Untuk mengatasi penyebaran hoax di internet, Kementerian Komunikasi dan Informatika (Kominfo) masih menggunakan cara lama, yakni melakukan takedown alias penurunan konten tersebut.
Guna menurunkan konten yang dinilai melanggar peraturan, Kominfo berkoordinasi dengan platform digital, seperti Google, Meta, maupun Twitter -kini bernama X-.
Adapun saat ini, hoax tidak hanya berbentuk teks maupun tulisan, melainkan sudah berupa video, seperti hoax deepfake AI yang mana Presiden Joko Widodo (Jokowi) jadi korban terbarunya.
SCROLL TO CONTINUE WITH CONTENT
Terkait penanganan Kominfo yang masih mengatasi penyebaran hoax dengan cara men-takedown, Menteri Komunikasi dan Informatika (Menkominfo) Budi Arie Setiadi memberikan alasannya.
"Yang pasti kita ingin membangun narasi pemilu damai dan mewujudkan integritas dan peningkatan kualitas demokrasi di Indonesia pada perhelatan Pemilu 2024 ini," ujar Budi di Jakarta, Jumat (27/10/2023).
Budi mengatakan bahwa takedown konten hoax di internet sebagai cara menghambat agar berita palsu itu tidak menyebar secara luas. Sedangkan untuk sanksi hukumnya bekerjasama dengan aparat penegak hukum.
"Langkah-langkah takedown itu kan bagian dari upaya agar kontennya penyebarannya terhambat atau hilang dari platform media sosial. Kalau soal langkah hukum atau tindakan hukum itu nanti kita lihat, kita mengacu pada UU ITE, UU Pemilu, karena jelas di UU Pemilu dilarang melakukan fitnah, hoax, dan sebagainya. Proses hukum, pasti kita berkoordinasi dengan aparat penegak hukum, khususnya kepolisian untuk bersama-sama menangani masalah hoax di ranah digital," tuturnya.
Selain dengan bekerjasama dengan pihak kepolisian, mengatasi hoax di media sosial juga Kominfo menggandeng Bawaslu.
"Kalau soal pelanggarannya nanti divisiin, begitu. Tapi biasanya dari kasus pelanggaran pemilu sebelumnya, pelanggarannya bukan dari tim resmi, tapi dari tim setengah resmi atau bayangan. Jadi, agak sulit, tapi pasti teruskan ke ranah hukum jika dipandang memenuhi unsur melawan hukum," ucapnya.

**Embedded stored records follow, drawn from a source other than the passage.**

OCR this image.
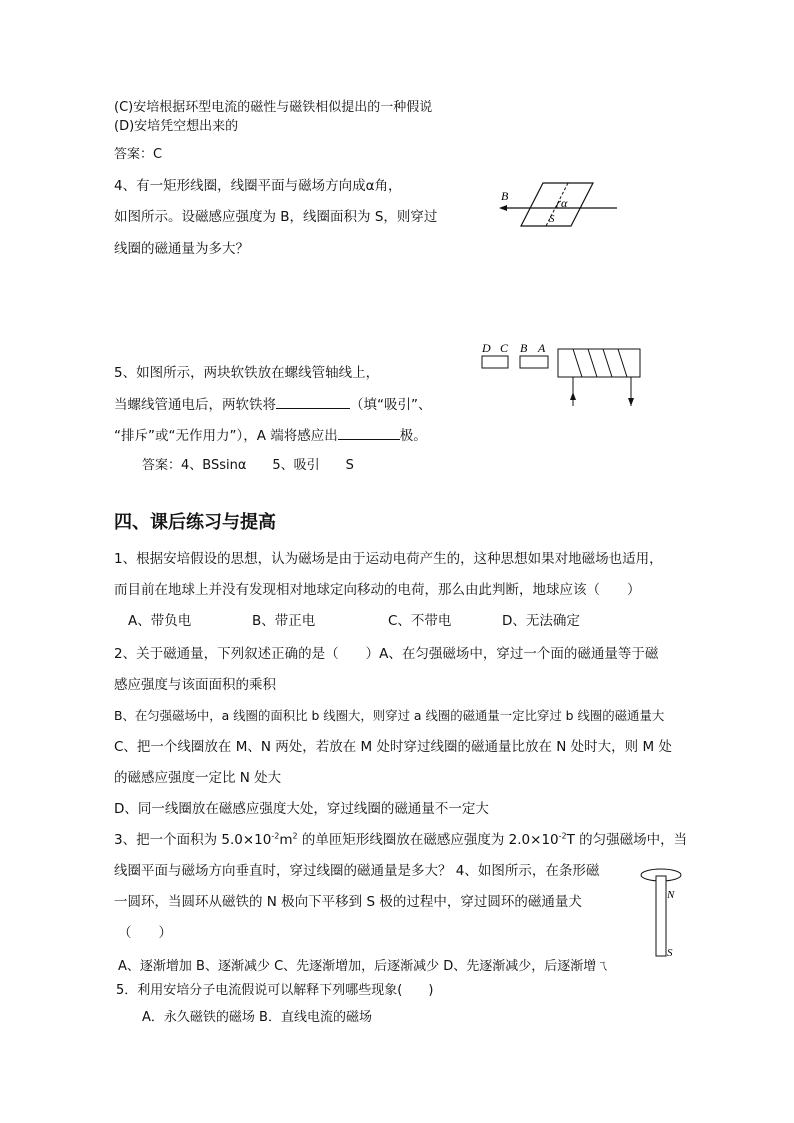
(C)安培根据环型电流的磁性与磁铁相似提出的一种假说
(D)安培凭空想出来的
答案：C
4、有一矩形线圈，线圈平面与磁场方向成α角，
如图所示。设磁感应强度为 B，线圈面积为 S，则穿过
线圈的磁通量为多大？
B
S
α
D C B A
5、如图所示，两块软铁放在螺线管轴线上，
当螺线管通电后，两软铁将	（填“吸引”、
“排斥”或“无作用力”），A 端将感应出	极。
答案：4、BSsinα　　5、吸引　　S
四、课后练习与提高
1、根据安培假设的思想，认为磁场是由于运动电荷产生的，这种思想如果对地磁场也适用，
而目前在地球上并没有发现相对地球定向移动的电荷，那么由此判断，地球应该（　　）
A、带负电	B、带正电	C、不带电	D、无法确定
2、关于磁通量，下列叙述正确的是（　　）A、在匀强磁场中，穿过一个面的磁通量等于磁
感应强度与该面面积的乘积
B、在匀强磁场中，a 线圈的面积比 b 线圈大，则穿过 a 线圈的磁通量一定比穿过 b 线圈的磁通量大
C、把一个线圈放在 M、N 两处，若放在 M 处时穿过线圈的磁通量比放在 N 处时大，则 M 处
的磁感应强度一定比 N 处大
D、同一线圈放在磁感应强度大处，穿过线圈的磁通量不一定大
3、把一个面积为 $5.0\times 10^{-2}m^2$ 的单匝矩形线圈放在磁感应强度为 $2.0\times 10^{-2}T$ 的匀强磁场中，当
线圈平面与磁场方向垂直时，穿过线圈的磁通量是多大？ 4、如图所示，在条形磁
一圆环，当圆环从磁铁的 N 极向下平移到 S 极的过程中，穿过圆环的磁通量犬
（　　）
A、逐渐增加 B、逐渐减少 C、先逐渐增加，后逐渐减少 D、先逐渐减少，后逐渐增ㄟ
N
S
5．利用安培分子电流假说可以解释下列哪些现象(　　)
A．永久磁铁的磁场 B．直线电流的磁场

Sementara itu, pada kesempatan yang sama, Dirjen Aptika Kementerian Kominfo Semuel Abrijani Pangerapan, mengatakan penggunaan teknologi kecerdasan buatan (AI) tidak lantas dilarang ketika ada hoax deepfake AI.

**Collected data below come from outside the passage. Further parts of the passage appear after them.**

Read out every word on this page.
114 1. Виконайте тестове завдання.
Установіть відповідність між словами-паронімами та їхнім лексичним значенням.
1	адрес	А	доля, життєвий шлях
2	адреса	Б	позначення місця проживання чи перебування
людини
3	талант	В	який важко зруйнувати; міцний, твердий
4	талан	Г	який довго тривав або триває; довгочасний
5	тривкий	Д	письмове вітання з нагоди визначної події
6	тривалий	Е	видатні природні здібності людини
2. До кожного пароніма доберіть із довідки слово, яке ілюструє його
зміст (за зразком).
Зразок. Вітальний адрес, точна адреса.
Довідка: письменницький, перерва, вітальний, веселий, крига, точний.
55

Hanya saja pengguna teknologi AI diatur oleh Pemerintah Indonesia. Regulasi tersebut agar pemanfaatan teknologi AI digunakan secara tepat, bukan untuk melanggar peraturan yang melawan hukum di Indonesia
"Teknologi kami tidak atur tapi penggunaannya kita atur karena AI digunakan untuk kebaikan seperti finansial, marketing. Kalau disalahgunakan itu ditindak, ada aturannya. Sama seperti pisau, itu digunakan untuk menyiapkan makanan tapi bisa menodong, nah menodong itu pelanggaran," pungkasnya.